During last week's frenzy over the name change, it came to light that Napolitano's chief of staff, Mario Diaz, had called one of Norton's supervisors at the Phoenix police department to try to put pressure on Norton to change the peak name.

In response, Republican leaders of the Arizona state Legislature like Senate President Ken Bennett said they plan to recall some of the Democrat Napolitano's nominees to state boards and commissions that haven't been confirmed yet for further examination because of the way the governor has handled the Peak name situation.

In a prepared statement, Napolitano said, "I regret that my staff member dealt with (Norton) with a very heavy hand. It's not a way to deal with people that I sanction. It is something that will not happen again."

Napolitano also said that she has no regrets about petitioning the board to change the normal operating procedures and change the long-contentious Squaw Peak name rapidly.

In fact, the new signs which provide directions to the peak are already being prepared and the focus is shifting now to changing the name of Squaw Peak Freeway, which loops central Phoenix. Research is also being conducted on a number of other Arizona land forms which bear the offensive name.

"Virtually every Native American and most women I have spoken with find that name offensive. For once, we acted quickly to commemorate a significant happening in our state," Napolitano said.

Napolitano said she wants to have a memorial to all of the fallen Arizona soldiers from the war in Iraq but first wants to talk with families and other state representatives and senators. Piestewa, who is believed to be the first Native American military woman to die in foreign combat, was the only Native American casualty in the conflict from Arizona.

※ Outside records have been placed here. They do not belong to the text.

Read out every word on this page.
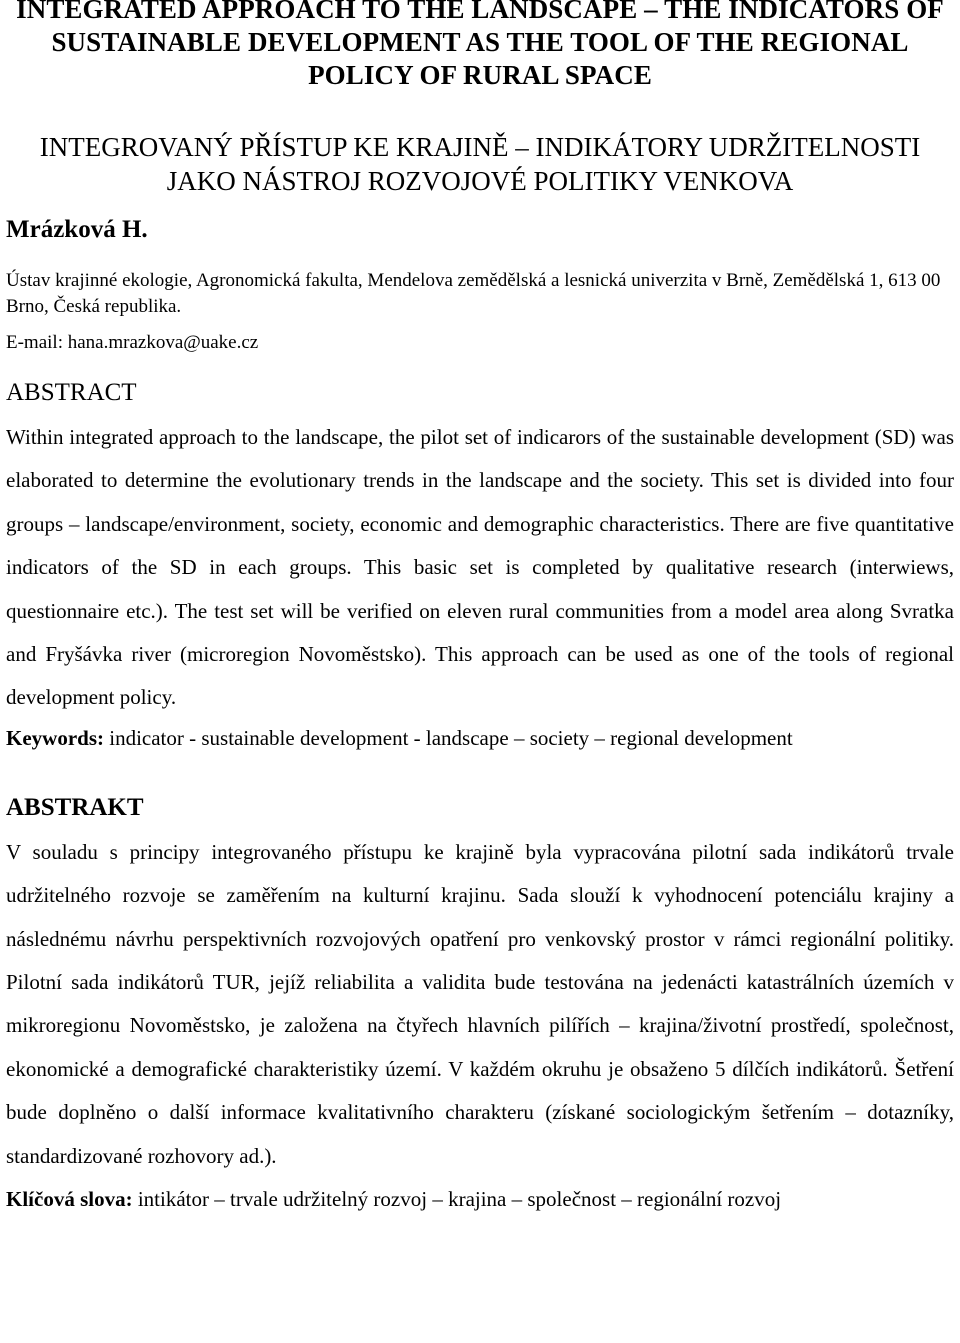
INTEGRATED APPROACH TO THE LANDSCAPE – THE INDICATORS OF SUSTAINABLE DEVELOPMENT AS THE TOOL OF THE REGIONAL POLICY OF RURAL SPACE
INTEGROVANÝ PŘÍSTUP KE KRAJINĚ – INDIKÁTORY UDRŽITELNOSTI JAKO NÁSTROJ ROZVOJOVÉ POLITIKY VENKOVA

Mrázková H.

Ústav krajinné ekologie, Agronomická fakulta, Mendelova zemědělská a lesnická univerzita v Brně, Zemědělská 1, 613 00 Brno, Česká republika.

E-mail: hana.mrazkova@uake.cz

ABSTRACT

Within integrated approach to the landscape, the pilot set of indicarors of the sustainable development (SD) was elaborated to determine the evolutionary trends in the landscape and the society. This set is divided into four groups – landscape/environment, society, economic and demographic characteristics. There are five quantitative indicators of the SD in each groups. This basic set is completed by qualitative research (interwiews, questionnaire etc.). The test set will be verified on eleven rural communities from a model area along Svratka and Fryšávka river (microregion Novoměstsko). This approach can be used as one of the tools of regional development policy.

Keywords: indicator - sustainable development - landscape – society – regional development

ABSTRAKT

V souladu s principy integrovaného přístupu ke krajině byla vypracována pilotní sada indikátorů trvale udržitelného rozvoje se zaměřením na kulturní krajinu. Sada slouží k vyhodnocení potenciálu krajiny a následnému návrhu perspektivních rozvojových opatření pro venkovský prostor v rámci regionální politiky. Pilotní sada indikátorů TUR, jejíž reliabilita a validita bude testována na jedenácti katastrálních územích v mikroregionu Novoměstsko, je založena na čtyřech hlavních pilířích – krajina/životní prostředí, společnost, ekonomické a demografické charakteristiky území. V každém okruhu je obsaženo 5 dílčích indikátorů. Šetření bude doplněno o další informace kvalitativního charakteru (získané sociologickým šetřením – dotazníky, standardizované rozhovory ad.).

Klíčová slova: intikátor – trvale udržitelný rozvoj – krajina – společnost – regionální rozvoj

Meanwhile, details began to slowly emerge concerning Piestewa's death in Iraq. It took some of the heat off Napolitano, whom critics claimed made a hasty, politically motivated decision concerning a soldier who might have done little more than make a wrong turn.

In a speech to the Navajo National Council in Window Rock, U.S. Rep. Rick Renzi, R-Ariz., said he had attended intelligence briefings at the Defense Department and that all reports indicated that Piestewa died a hero.

Renzi said that the Army's 507th Maintenance Company was attacked on its right flank on March 23 while motoring through southern Iraq.

"Lori was on the right flank, and with courage she fought to the death. As people fled, she charged the enemy," Renzi said. Contacted later, Renzi said he couldn't go into further detail at the request of Piestewa's family.

That scenario comes as no surprise to Secackuku, who says that one of the tribe's most popular traditional stories is of a Joan of Arc figure who took up the sword to protect her aging father from invaders. Tribal religious leaders canonized her with a kachina.

And, while some of those objecting to the name change have pointed out that Piestewa Peak lies within the traditional area of the Pima culture and is 250 miles from the Hopi reservation, Secackuku says symbolism is the important point and getting rid of a racist term.

"Besides that, we once made our living among the Pimas and Tohono O'odham people in that area on our migration northward between 1,500 and 2,000 years ago," Secakuku said.

Secakuku said he just wishes all the controversy would die down.

"In our belief, within four days of death, the body is transformed into a spiritual being on its journey to the spirit world. The best thing for right now is just to forget about Lori so she can complete her journey. All this is putting a stumbling block on that journey."